The Sea Was Angry That Day....



Oh, what a happy story this is!

Golfer in my area spots a stranded whale - yes, whale! - beached near the 6th tee box at Lighthouse Sounds GC, in Ocean City, MD. (Fantastic course. Fantastic!)

Golfer jumps into water to save it!

Golfer returns to tee box, and rips drive down the middle!

Here's the details...

The church group was playing at Lighthouse Sound Golf Course in Maryland, when one of the golfers took a brief break - to save a whale.

Cooper related tale via email: “I was looking back over the water enjoying the view from the sixth tee box when I saw what I thought was the fin of a surf board turned upside down below the rocks. I walked back and saw that it was, in fact, what we now know is a Gervais Beaked Whale that was stuck on a sand bar.

“I reached for my phone to call 9-1-1 and, before I knew it, my friend Jeff Gibson was in the water (fully clothed, with golf shoes on) trying to push the whale off of the beach. Jeff literally had his arms wrapped around the whale’s waist pushing it off of the sand bar for 10 minutes.

“After 10 minutes of pushing him/ her, Jeff freed it and it swam away. There were three other fins in the water circling, seemingly waiting for their friend (you can’t make this stuff up).

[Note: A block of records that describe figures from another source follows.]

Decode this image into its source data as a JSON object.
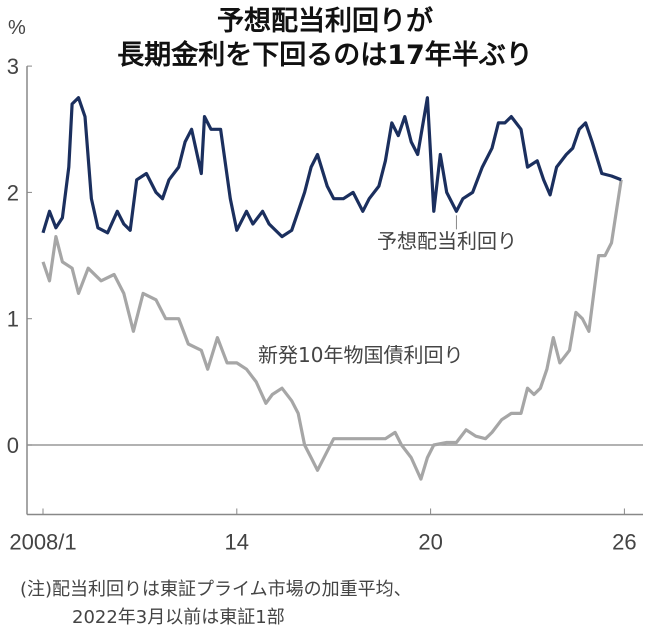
{
  "chart_data": {
    "type": "line",
    "title_lines": [
      "予想配当利回りが",
      "長期金利を下回るのは17年半ぶり"
    ],
    "y_unit": "%",
    "ylim": [
      -0.55,
      3
    ],
    "yticks": [
      0,
      1,
      2,
      3
    ],
    "xlim": [
      2007.95,
      2026.0
    ],
    "xticks": [
      {
        "value": 2008,
        "label": "2008/1"
      },
      {
        "value": 2014,
        "label": "14"
      },
      {
        "value": 2020,
        "label": "20"
      },
      {
        "value": 2026,
        "label": "26"
      }
    ],
    "grid": false,
    "zero_line": true,
    "series": [
      {
        "name": "予想配当利回り",
        "color": "#1b2f5e",
        "x": [
          2008.0,
          2008.2,
          2008.4,
          2008.6,
          2008.8,
          2008.9,
          2009.1,
          2009.3,
          2009.5,
          2009.7,
          2010.0,
          2010.3,
          2010.5,
          2010.7,
          2010.9,
          2011.2,
          2011.5,
          2011.7,
          2011.9,
          2012.2,
          2012.4,
          2012.6,
          2012.9,
          2013.0,
          2013.2,
          2013.5,
          2013.8,
          2014.0,
          2014.3,
          2014.5,
          2014.8,
          2015.0,
          2015.4,
          2015.7,
          2015.9,
          2016.1,
          2016.3,
          2016.5,
          2016.8,
          2017.0,
          2017.3,
          2017.6,
          2017.9,
          2018.1,
          2018.4,
          2018.6,
          2018.8,
          2019.0,
          2019.2,
          2019.4,
          2019.6,
          2019.9,
          2020.0,
          2020.1,
          2020.3,
          2020.5,
          2020.8,
          2021.0,
          2021.3,
          2021.6,
          2021.9,
          2022.1,
          2022.3,
          2022.5,
          2022.8,
          2023.0,
          2023.3,
          2023.5,
          2023.7,
          2023.9,
          2024.2,
          2024.4,
          2024.6,
          2024.8,
          2025.0,
          2025.3,
          2025.6,
          2025.9
        ],
        "values": [
          1.68,
          1.85,
          1.72,
          1.8,
          2.2,
          2.7,
          2.75,
          2.6,
          1.95,
          1.72,
          1.68,
          1.85,
          1.75,
          1.7,
          2.1,
          2.15,
          2.0,
          1.95,
          2.1,
          2.2,
          2.4,
          2.5,
          2.15,
          2.6,
          2.5,
          2.5,
          1.95,
          1.7,
          1.85,
          1.75,
          1.85,
          1.75,
          1.65,
          1.7,
          1.85,
          2.0,
          2.2,
          2.3,
          2.05,
          1.95,
          1.95,
          2.0,
          1.85,
          1.95,
          2.05,
          2.25,
          2.55,
          2.45,
          2.6,
          2.4,
          2.3,
          2.75,
          2.3,
          1.85,
          2.3,
          2.0,
          1.85,
          1.95,
          2.0,
          2.2,
          2.35,
          2.55,
          2.55,
          2.6,
          2.5,
          2.2,
          2.25,
          2.1,
          1.98,
          2.2,
          2.3,
          2.35,
          2.5,
          2.55,
          2.4,
          2.15,
          2.13,
          2.1
        ]
      },
      {
        "name": "新発10年物国債利回り",
        "color": "#a6a6a6",
        "x": [
          2008.0,
          2008.2,
          2008.4,
          2008.6,
          2008.9,
          2009.1,
          2009.4,
          2009.8,
          2010.2,
          2010.5,
          2010.8,
          2011.1,
          2011.5,
          2011.8,
          2012.2,
          2012.5,
          2012.9,
          2013.1,
          2013.4,
          2013.7,
          2014.0,
          2014.3,
          2014.6,
          2014.9,
          2015.1,
          2015.4,
          2015.7,
          2015.9,
          2016.1,
          2016.3,
          2016.5,
          2016.8,
          2017.0,
          2017.4,
          2017.8,
          2018.2,
          2018.6,
          2018.9,
          2019.1,
          2019.4,
          2019.7,
          2019.9,
          2020.1,
          2020.5,
          2020.8,
          2021.1,
          2021.4,
          2021.7,
          2021.9,
          2022.2,
          2022.5,
          2022.8,
          2023.0,
          2023.2,
          2023.4,
          2023.6,
          2023.8,
          2024.0,
          2024.3,
          2024.5,
          2024.7,
          2024.9,
          2025.2,
          2025.4,
          2025.6,
          2025.9
        ],
        "values": [
          1.45,
          1.3,
          1.65,
          1.45,
          1.4,
          1.2,
          1.4,
          1.3,
          1.35,
          1.2,
          0.9,
          1.2,
          1.15,
          1.0,
          1.0,
          0.8,
          0.75,
          0.6,
          0.85,
          0.65,
          0.65,
          0.6,
          0.5,
          0.33,
          0.4,
          0.45,
          0.35,
          0.25,
          0.0,
          -0.1,
          -0.2,
          -0.05,
          0.05,
          0.05,
          0.05,
          0.05,
          0.05,
          0.1,
          0.0,
          -0.1,
          -0.27,
          -0.1,
          0.0,
          0.02,
          0.02,
          0.12,
          0.07,
          0.05,
          0.1,
          0.2,
          0.25,
          0.25,
          0.45,
          0.4,
          0.45,
          0.6,
          0.85,
          0.65,
          0.75,
          1.05,
          1.0,
          0.9,
          1.5,
          1.5,
          1.6,
          2.1
        ]
      }
    ],
    "annotations": [
      "予想配当利回り",
      "新発10年物国債利回り"
    ]
  },
  "note_lines": [
    "(注)配当利回りは東証プライム市場の加重平均、",
    "2022年3月以前は東証1部"
  ]
}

“Jeff climbed out of the water to wild applause, stepped to the tee and ripped a 280-yard drive in soaking wet clothes and shoes. Without question the best golf story of my life (and I have had plenty).”


Wow! Imagine the Seinfeldian parallels to the George Saves The Whale Episode! Thanks to Kramer whacking Titleists into the ocean from the beach, one gets stuck in the whale's blowhole. George steps in to impress his girlfriend, to whom he lied about being a marine biologist.

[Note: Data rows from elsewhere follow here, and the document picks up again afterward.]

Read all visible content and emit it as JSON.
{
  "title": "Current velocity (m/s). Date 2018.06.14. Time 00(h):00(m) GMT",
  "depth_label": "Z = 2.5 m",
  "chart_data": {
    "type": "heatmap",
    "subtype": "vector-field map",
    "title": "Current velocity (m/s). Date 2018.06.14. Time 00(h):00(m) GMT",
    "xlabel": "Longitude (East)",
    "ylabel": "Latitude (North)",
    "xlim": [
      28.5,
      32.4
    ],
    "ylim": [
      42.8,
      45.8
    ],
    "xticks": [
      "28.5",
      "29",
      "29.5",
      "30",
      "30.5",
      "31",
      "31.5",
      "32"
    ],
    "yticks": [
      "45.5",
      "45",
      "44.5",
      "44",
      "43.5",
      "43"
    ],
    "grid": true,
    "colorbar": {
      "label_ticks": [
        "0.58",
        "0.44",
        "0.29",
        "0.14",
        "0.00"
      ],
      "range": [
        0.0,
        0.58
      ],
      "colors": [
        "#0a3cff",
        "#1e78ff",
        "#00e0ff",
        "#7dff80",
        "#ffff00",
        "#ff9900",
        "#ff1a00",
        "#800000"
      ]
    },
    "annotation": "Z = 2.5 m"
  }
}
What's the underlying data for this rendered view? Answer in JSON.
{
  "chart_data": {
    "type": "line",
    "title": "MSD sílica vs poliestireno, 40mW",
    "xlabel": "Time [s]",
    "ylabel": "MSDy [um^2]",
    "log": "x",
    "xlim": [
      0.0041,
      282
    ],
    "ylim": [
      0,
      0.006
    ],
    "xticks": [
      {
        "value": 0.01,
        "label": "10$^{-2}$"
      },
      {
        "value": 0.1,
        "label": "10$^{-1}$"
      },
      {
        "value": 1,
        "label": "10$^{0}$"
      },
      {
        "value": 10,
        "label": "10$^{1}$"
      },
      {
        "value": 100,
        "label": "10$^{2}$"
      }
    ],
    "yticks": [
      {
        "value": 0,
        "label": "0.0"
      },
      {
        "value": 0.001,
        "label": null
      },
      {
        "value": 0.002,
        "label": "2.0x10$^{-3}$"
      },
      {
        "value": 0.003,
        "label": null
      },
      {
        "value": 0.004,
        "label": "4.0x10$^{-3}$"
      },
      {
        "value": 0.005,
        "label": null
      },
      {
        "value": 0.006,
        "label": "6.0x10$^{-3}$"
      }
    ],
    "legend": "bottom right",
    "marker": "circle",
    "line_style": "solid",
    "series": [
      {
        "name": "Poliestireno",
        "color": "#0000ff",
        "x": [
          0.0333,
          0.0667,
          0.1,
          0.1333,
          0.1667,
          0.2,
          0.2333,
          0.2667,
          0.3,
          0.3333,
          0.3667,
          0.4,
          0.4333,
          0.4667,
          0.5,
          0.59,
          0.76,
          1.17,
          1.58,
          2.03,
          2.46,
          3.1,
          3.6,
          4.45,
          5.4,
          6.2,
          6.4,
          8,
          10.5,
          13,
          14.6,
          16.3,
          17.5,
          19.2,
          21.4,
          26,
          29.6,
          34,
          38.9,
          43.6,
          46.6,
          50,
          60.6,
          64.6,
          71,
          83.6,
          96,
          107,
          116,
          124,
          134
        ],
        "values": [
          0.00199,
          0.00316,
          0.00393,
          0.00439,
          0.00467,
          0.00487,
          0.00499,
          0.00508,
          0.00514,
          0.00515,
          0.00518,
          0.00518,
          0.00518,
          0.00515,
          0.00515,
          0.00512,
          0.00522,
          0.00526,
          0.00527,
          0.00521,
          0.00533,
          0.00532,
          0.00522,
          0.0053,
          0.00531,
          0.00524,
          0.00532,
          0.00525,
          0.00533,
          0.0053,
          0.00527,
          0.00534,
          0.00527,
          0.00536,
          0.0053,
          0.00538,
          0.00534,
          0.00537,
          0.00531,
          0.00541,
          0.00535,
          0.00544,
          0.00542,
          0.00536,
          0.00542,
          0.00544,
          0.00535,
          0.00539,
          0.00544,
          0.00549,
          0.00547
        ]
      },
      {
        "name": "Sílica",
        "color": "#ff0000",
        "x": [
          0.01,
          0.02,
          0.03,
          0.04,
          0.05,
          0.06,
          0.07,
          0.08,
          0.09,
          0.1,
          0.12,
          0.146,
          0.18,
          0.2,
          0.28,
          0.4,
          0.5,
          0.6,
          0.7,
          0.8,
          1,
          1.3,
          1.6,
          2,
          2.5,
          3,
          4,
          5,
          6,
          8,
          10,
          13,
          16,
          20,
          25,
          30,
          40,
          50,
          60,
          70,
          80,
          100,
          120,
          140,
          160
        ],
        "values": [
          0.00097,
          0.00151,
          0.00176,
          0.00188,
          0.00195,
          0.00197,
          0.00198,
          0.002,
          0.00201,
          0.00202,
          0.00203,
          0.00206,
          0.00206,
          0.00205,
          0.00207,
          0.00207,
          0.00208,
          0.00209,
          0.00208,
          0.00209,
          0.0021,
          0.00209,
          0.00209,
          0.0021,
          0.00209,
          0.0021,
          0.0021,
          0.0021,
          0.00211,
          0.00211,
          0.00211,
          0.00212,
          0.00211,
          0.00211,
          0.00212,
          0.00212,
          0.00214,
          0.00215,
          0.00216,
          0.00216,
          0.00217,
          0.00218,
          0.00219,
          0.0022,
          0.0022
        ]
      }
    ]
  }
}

Only here's one small problem. The whale in this fantastic golf story, died.


“When we got up close and saw the whale, we were absolutely mystified because none of us knew what it was. I’ve been doing this for 30 years, and I’d never seen an animal like that,” said Dave Quilter, a local charter boat captain and lead diver for the National Aquarium Marine Animal wet/dry rescue team. “We had our book of all different types of whales and aquatic creatures with us, and it wasn’t in our books, so we knew we had something special on our hands.”

When rescuers finally freed the whale from the sandbar around 5:30 p.m., the whale then swam up a canal heading towards a residential neighborhood before getting stuck underneath a dock, and was visibly injured and was displaying what scientists confirmed to be “unusual and erratic behavior.

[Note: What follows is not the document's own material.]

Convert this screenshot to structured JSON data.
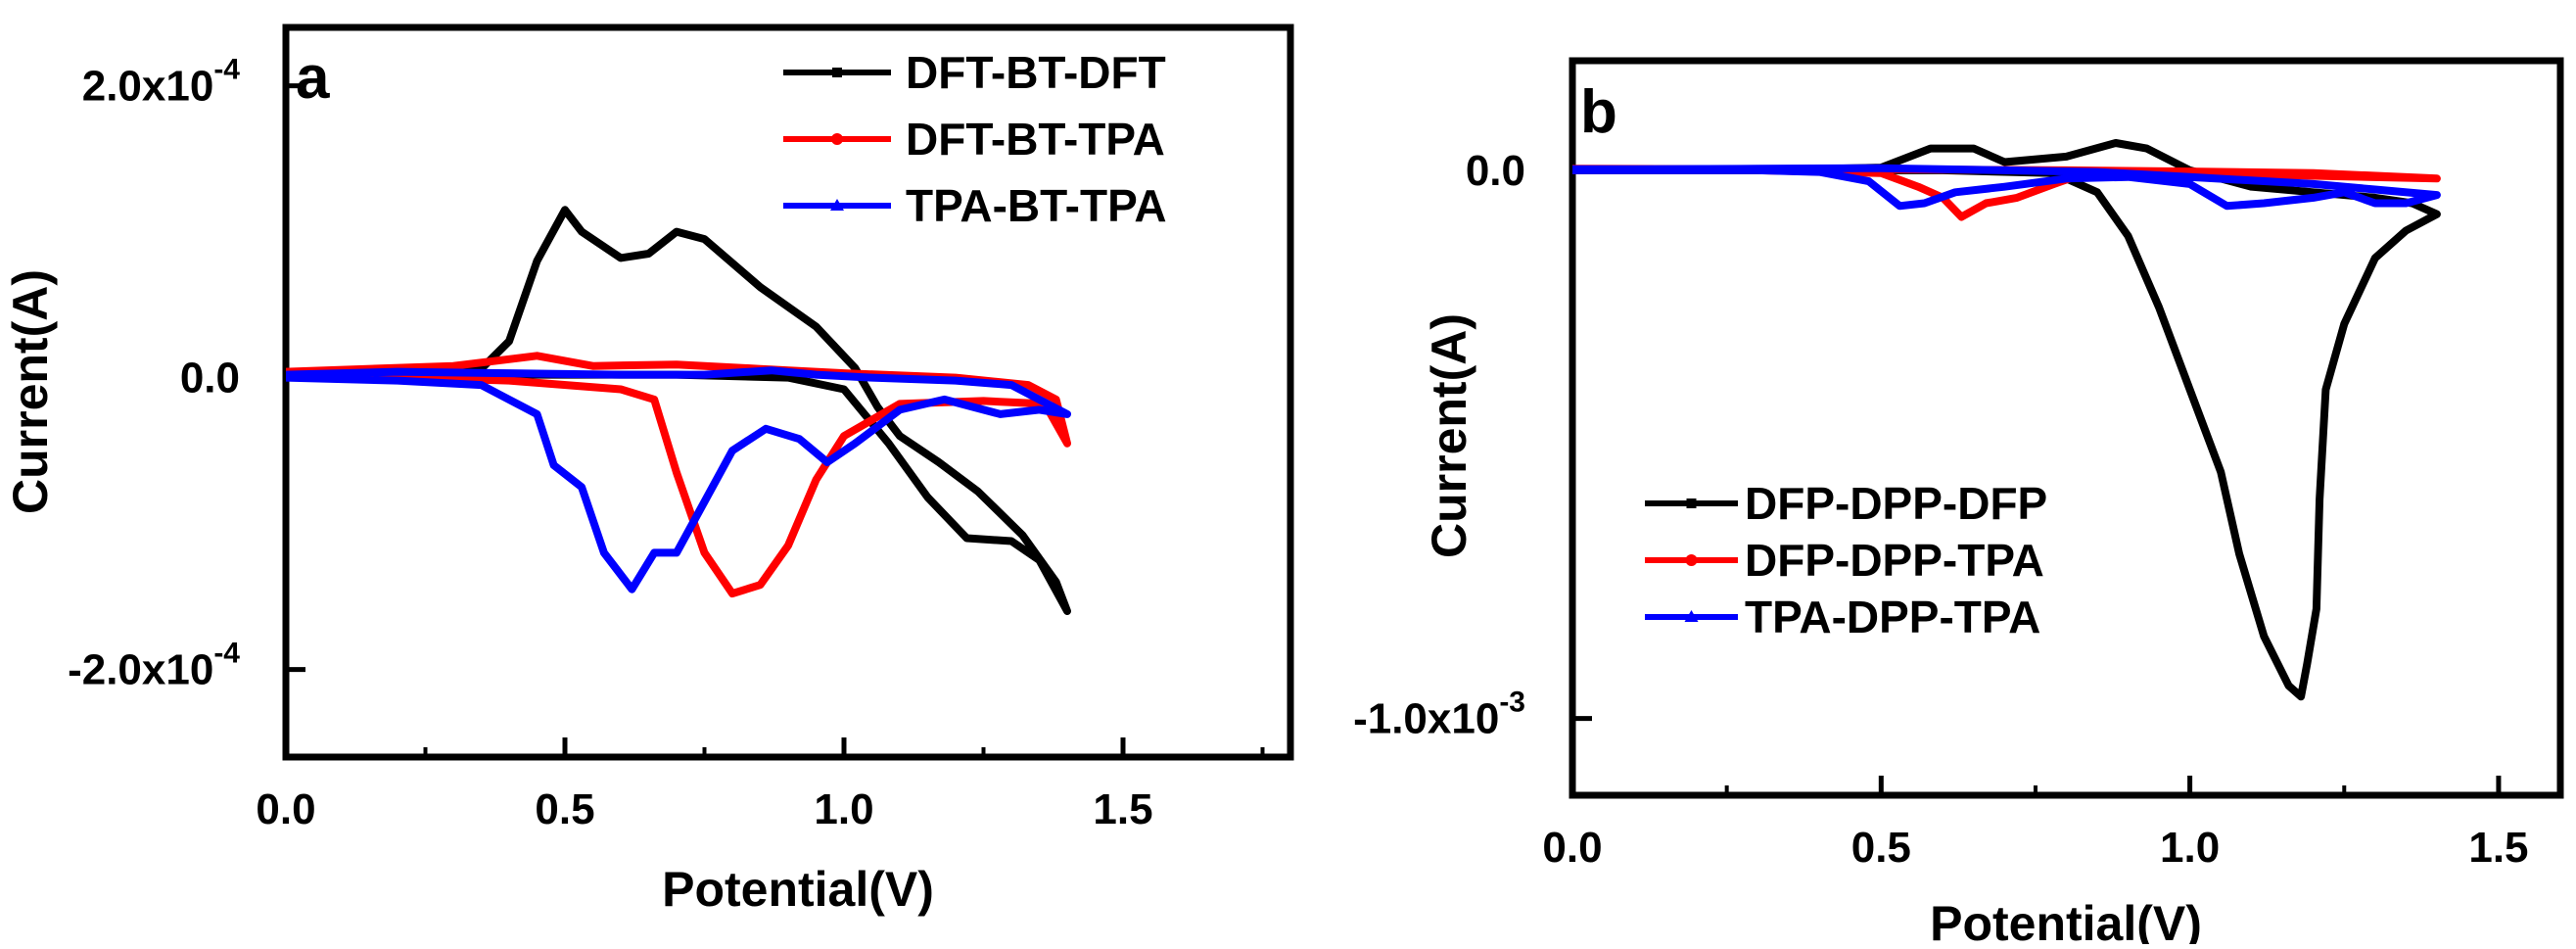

City Manager Dennis Dare, who had been called to the scene, said that seeing the whale on the sandbar was one of the most unusual things he’s ever seen.

“It had beached itself and since it was in the sun for so long, its black skin was peeling off of its body like paint off a fire truck,” said Dare. “We were all out there trying to save this thing; we all had whale blood all over us.”


The funny thing is, whomever saw this act of incredible selflessness, had a really good camera on him. Which makes me wonder just a bit. I am also skeptical about a 280 drive down the middle. Could it have been 230 and in the right side of the fairway?

Now the question is this: does a beached shark deserve the same heroism? Or would you make wallets and boots out of it?

1 comment:

  1. OK, you still have art imitating life to a degree. If George had told his usual lie that he was an architect, all the people would be badgering him for the easiest and safest way to dismantle the dock under which the whale had lodged himself. So he was screwed either way, really.